Josh Salisbury (21 January, 2019)

The Trust, which manages the hospitals, has also excluded 38 people from non-emergency treatment after they abused front-line staff

27496Jayne King, pictured right, launching an anti-abuse crackdown at Guy's and St Thomas' in 2019

Guy’s and St Thomas’ hospitals have teamed up with police to crack down on violence against staff – revealing a shocking 219 assaults on front-line nurses and doctors across the Trust from April to September 2018.

The Trust, which manages the hospitals, has also permanently excluded 38 people for abuse – meaning they can only get emergency treatment – and issued 236 warnings to people for their unacceptable behaviour.

The pact with the Met aims to encourage staff to report violent and abusive behaviour by patients and visitors.

It marks the next stage of a campaign to keep staff safe which has seen security personnel wearing body-worn cameras.

Dame Eileen Sills, Chief Nurse at Guy’s and St Thomas’, said: “We want staff to feel safe and supported when they come to work.

“Whilst I absolutely understand that coming to hospital can be a very stressful experience any unprovoked violence and aggression towards staff is unacceptable.

“We have made a commitment with Lambeth and Southwark police to work together to tackle violence and antisocial behaviour towards our staff and make sure any offenders are pursued through the courts if necessary.”

The pact comes as the Trust revealed a shocking number of assaults had been carried out on frontline staff by patients and visitors

DCI Simon Messinger, who oversees police in Southwark and Lambeth, signed the pact on behalf of the Met.

He said: ““We are committed to providing the same protection under the law to our colleagues across healthcare services. When NHS staff report an incident, we will put the victim first and take positive action.”

Assaults across the Trust have decreased from 274 between April and September 2017 – which Jayne King, Head of Security, attributed to the use of body cameras.

She said: “Being attacked should never just be part of the job for our staff.

“Whilst the number of incidents is still far too high I’m pleased to see the body cameras worn by the security team are acting as a deterrent and helping us to issue more sanctions to offenders.”

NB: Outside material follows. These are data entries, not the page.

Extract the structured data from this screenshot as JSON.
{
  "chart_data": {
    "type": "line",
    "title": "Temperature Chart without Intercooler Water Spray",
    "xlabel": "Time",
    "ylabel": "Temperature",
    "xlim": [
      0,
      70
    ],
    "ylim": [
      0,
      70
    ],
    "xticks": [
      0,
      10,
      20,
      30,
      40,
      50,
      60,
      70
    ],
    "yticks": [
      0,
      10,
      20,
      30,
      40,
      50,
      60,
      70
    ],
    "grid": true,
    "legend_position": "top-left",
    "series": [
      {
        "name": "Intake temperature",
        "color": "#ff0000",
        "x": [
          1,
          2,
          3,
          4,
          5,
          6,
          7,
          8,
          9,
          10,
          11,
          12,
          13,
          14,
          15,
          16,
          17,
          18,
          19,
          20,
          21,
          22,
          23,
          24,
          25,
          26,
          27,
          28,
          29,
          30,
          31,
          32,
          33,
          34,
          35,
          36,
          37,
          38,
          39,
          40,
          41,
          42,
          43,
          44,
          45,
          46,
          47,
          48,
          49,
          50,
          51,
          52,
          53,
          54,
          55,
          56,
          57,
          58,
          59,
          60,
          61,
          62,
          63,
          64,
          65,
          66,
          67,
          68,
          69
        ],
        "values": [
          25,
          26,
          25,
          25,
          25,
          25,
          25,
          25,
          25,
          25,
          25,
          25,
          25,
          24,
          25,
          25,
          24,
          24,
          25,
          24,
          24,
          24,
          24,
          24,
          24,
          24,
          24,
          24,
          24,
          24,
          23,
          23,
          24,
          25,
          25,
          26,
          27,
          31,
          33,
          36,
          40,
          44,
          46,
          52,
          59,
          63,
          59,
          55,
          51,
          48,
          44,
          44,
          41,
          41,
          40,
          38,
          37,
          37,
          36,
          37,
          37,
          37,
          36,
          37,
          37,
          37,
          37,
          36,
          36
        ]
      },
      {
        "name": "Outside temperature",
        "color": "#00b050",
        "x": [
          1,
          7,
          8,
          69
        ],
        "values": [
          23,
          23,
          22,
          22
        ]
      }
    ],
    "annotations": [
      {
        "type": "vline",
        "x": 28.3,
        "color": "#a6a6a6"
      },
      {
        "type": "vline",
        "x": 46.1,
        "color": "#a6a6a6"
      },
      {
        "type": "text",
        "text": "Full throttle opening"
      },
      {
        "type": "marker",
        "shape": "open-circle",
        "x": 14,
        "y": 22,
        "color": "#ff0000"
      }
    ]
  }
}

Other parts of the campaign to keep staff safe include guides for dealing with challenging behaviour and posters displaying the true-life stories of staff attacked by patients and visitors.

King’s College NHS Trust has also run a campaign targeting staff abuse, which starkly warned that abusive patients could be refused treatment or prosecuted.

As the News reported in November, 36% of staff members at the Trust – which oversees King’s College Hospital – said they had experienced “harassment, bullying or abuse from patients, relatives or the public” in the previous twelve months.

In September the maximum sentence for assaulting healthcare workers was doubled from six to 12 months in prison.